La marca corena ya vende la nueva generación de su muy especial hatchback compacto, el que mantiene su estampa distintiva, pero se carga de equipamiento y tecnología, lo que redunda en un mayor precio.

Test drive Kia Soul 2019, muy fuera de lo convencional

Si tuviéramos que enumerar 10 autos que han roto paradigmas por su diseño, de seguro que en la lista estaría el Kia Soul, un vehículo que nació como concepto de estilo, pero que debido a los buenos comentarios generales se convirtió en realidad hacia finales de la década pasada.

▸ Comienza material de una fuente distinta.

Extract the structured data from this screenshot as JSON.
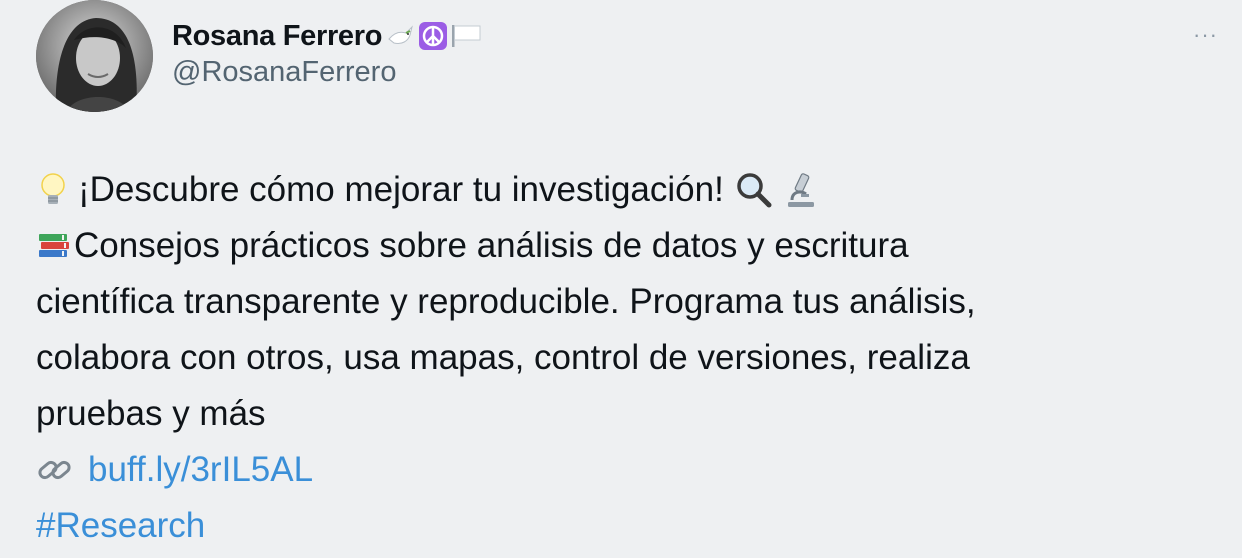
{
  "author": {
    "display_name": "Rosana Ferrero",
    "handle": "@RosanaFerrero",
    "name_emojis": [
      "dove-icon",
      "peace-symbol-icon",
      "white-flag-icon"
    ]
  },
  "more_label": "···",
  "tweet": {
    "line1": "¡Descubre cómo mejorar tu investigación!",
    "line2": "Consejos prácticos sobre análisis de datos y escritura",
    "line3": "científica transparente y reproducible. Programa tus análisis,",
    "line4": "colabora con otros, usa mapas, control de versiones, realiza",
    "line5": "pruebas y más",
    "link": "buff.ly/3rIL5AL",
    "hashtag": "#Research"
  },
  "colors": {
    "background": "#eef0f2",
    "link": "#3a8fd8",
    "handle": "#536471"
  }
}
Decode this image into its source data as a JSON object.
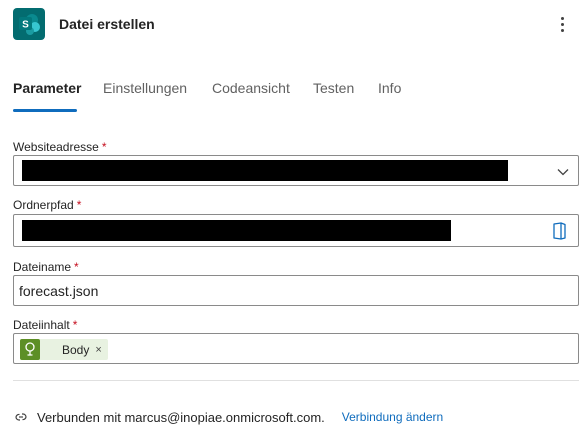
{
  "header": {
    "title": "Datei erstellen",
    "app_icon": "sharepoint-icon",
    "app_icon_letter": "S",
    "more_icon": "more-vertical-icon"
  },
  "tabs": [
    {
      "label": "Parameter",
      "active": true
    },
    {
      "label": "Einstellungen",
      "active": false
    },
    {
      "label": "Codeansicht",
      "active": false
    },
    {
      "label": "Testen",
      "active": false
    },
    {
      "label": "Info",
      "active": false
    }
  ],
  "fields": {
    "site": {
      "label": "Websiteadresse",
      "required_mark": "*",
      "value_redacted": true
    },
    "folder": {
      "label": "Ordnerpfad",
      "required_mark": "*",
      "value_redacted": true
    },
    "filename": {
      "label": "Dateiname",
      "required_mark": "*",
      "value": "forecast.json"
    },
    "content": {
      "label": "Dateiinhalt",
      "required_mark": "*",
      "token_label": "Body",
      "token_close": "×"
    }
  },
  "connection": {
    "text": "Verbunden mit marcus@inopiae.onmicrosoft.com.",
    "link_label": "Verbindung ändern"
  },
  "colors": {
    "accent": "#0f6cbd",
    "sharepoint": "#036c70",
    "token_icon": "#5d8f26",
    "token_bg": "#e8f2e1",
    "required": "#c50f1f"
  }
}
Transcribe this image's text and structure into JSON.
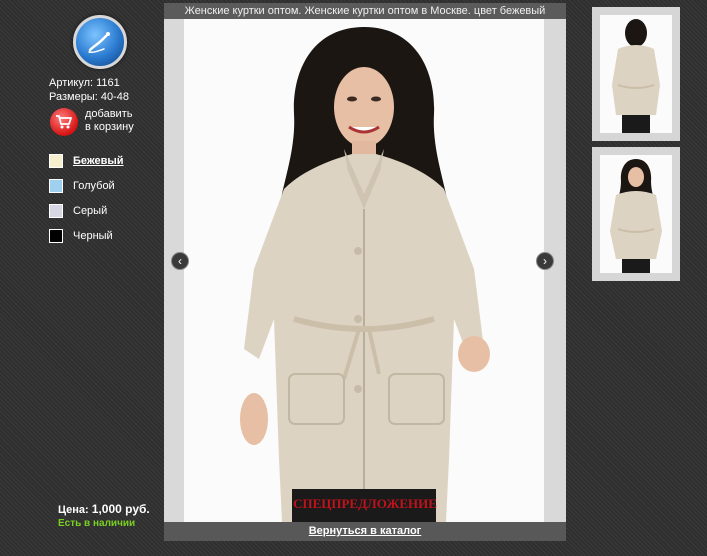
{
  "sidebar": {
    "logo_icon": "brush-logo-icon",
    "article": "Артикул: 1161",
    "sizes": "Размеры: 40-48",
    "cart_line1": "добавить",
    "cart_line2": "в корзину",
    "colors": [
      {
        "label": "Бежевый",
        "swatch": "#f6f0cf",
        "selected": true
      },
      {
        "label": "Голубой",
        "swatch": "#9fd0ef",
        "selected": false
      },
      {
        "label": "Серый",
        "swatch": "#d7d7e3",
        "selected": false
      },
      {
        "label": "Черный",
        "swatch": "#000000",
        "selected": false
      }
    ],
    "price_label": "Цена:",
    "price_value": "1,000 руб.",
    "stock": "Есть в наличии"
  },
  "viewer": {
    "title": "Женские куртки оптом. Женские куртки оптом в Москве. цвет бежевый",
    "prev_icon": "chevron-left-icon",
    "next_icon": "chevron-right-icon",
    "prev_glyph": "‹",
    "next_glyph": "›",
    "special": "СПЕЦПРЕДЛОЖЕНИЕ",
    "back_link": "Вернуться в каталог"
  },
  "colors_theme": {
    "background": "#2f2f2f",
    "stock_green": "#7ad122",
    "special_red": "#c0121a",
    "coat_beige": "#ddd3c2"
  }
}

Por configuración es un hatchback compacto de cinco puertas, pero su diseño cuadriforme, su cintura ascendente y su techo que marcha en línea opuesta hicieron de este auto un modelo amado por muchos y odiado por otros muchos.

Sin embargo, su éxito le ha permitido permitido perdurar en el tiempo al punto de que ya estamos en presencia de una tercera generación, la que mantiene su look general que lo hace plenamente reconocible como un Soul, pero se moderniza por dentro y por fuera de manera tan clara que se nota que es una generación totalmente nueva.

El Kia Soul se vende en Chile en cuatro versiones, con precios entre los $12.990.000 para el EX 1.6 MT hasta los $15.990.000 para el GT Line, nuestra unidad de pruebas (puedes leer nuestra nota de lanzamiento aquí).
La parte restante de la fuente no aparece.